One way to execute an applet in a web browser is to write a short HTML text file that contains a tag that loads the applet. At the time of this writing, Oracle recommends using the APPLET tag for this purpose. (The OBJECT tag can also be used. See Chapter 23 for further information regarding applet deployment strategies.) Using APPLET, here is the HTML file that executes SimpleApplet:

 

<applet code="SimpleApplet" width=200 height=60> </applet>

 

The width and height statements specify the dimensions of the display area used by the applet. (The APPLET tag contains several other options that are examined more closely in Part II.) After you create this file, you can use it to execute the applet.
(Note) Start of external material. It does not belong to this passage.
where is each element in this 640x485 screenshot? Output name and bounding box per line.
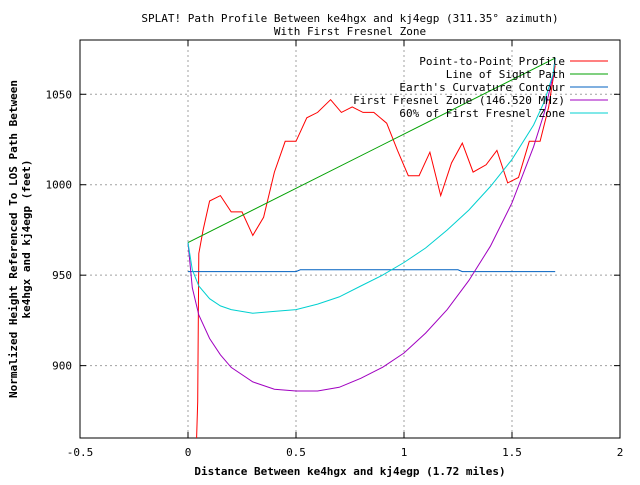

To execute SimpleApplet with an applet viewer, you may also execute the HTML file shown earlier. For example, if the preceding HTML file is called RunApp.html, then the following command line will run SimpleApplet:

 

C:\>appletviewer RunApp.html

 

However, a more convenient method exists that you can use to speed up testing. Simply include a comment at the head of your Java source code file that contains the APPLET tag. By doing so, your code is documented with a prototype of the necessary HTML statements, and you can test your compiled applet merely by starting the applet viewer with your Java source code file. If you use this method, the SimpleApplet source file looks like this:

import java.awt.*;

import java.applet.*; /*

 

<applet code="SimpleApplet" width=200 height=60> </applet>

 

*/

 

public class SimpleApplet extends Applet {

public void paint(Graphics g) {

 

g.drawString("A Simple Applet", 20, 20);

 

}

 

}

With this approach, you can quickly iterate through applet development by using these three steps:

 

            Edit a Java source file.

 

            Compile your program.

 

            Execute the applet viewer, specifying the name of your applet’s source file. The applet viewer will encounter the APPLET tag within the comment and execute your applet.

 

The window produced by SimpleApplet, as displayed by the applet viewer, is shown in the following illustration. Of course, the precise appearance of the applet viewer frame may differ based on your environment. For this reason, the screen captures in this book reflect a number of different environments.


While the subject of applets is more fully discussed later in this book, here are the key points that you should remember now:

 

        Applets do not need a main( ) method.

 

        Applets must be run under an applet viewer or a Java-compatible browser.

 

User I/O is not accomplished with Java’s stream I/O classes. Instead, applets use the interface provided by a GUI framework.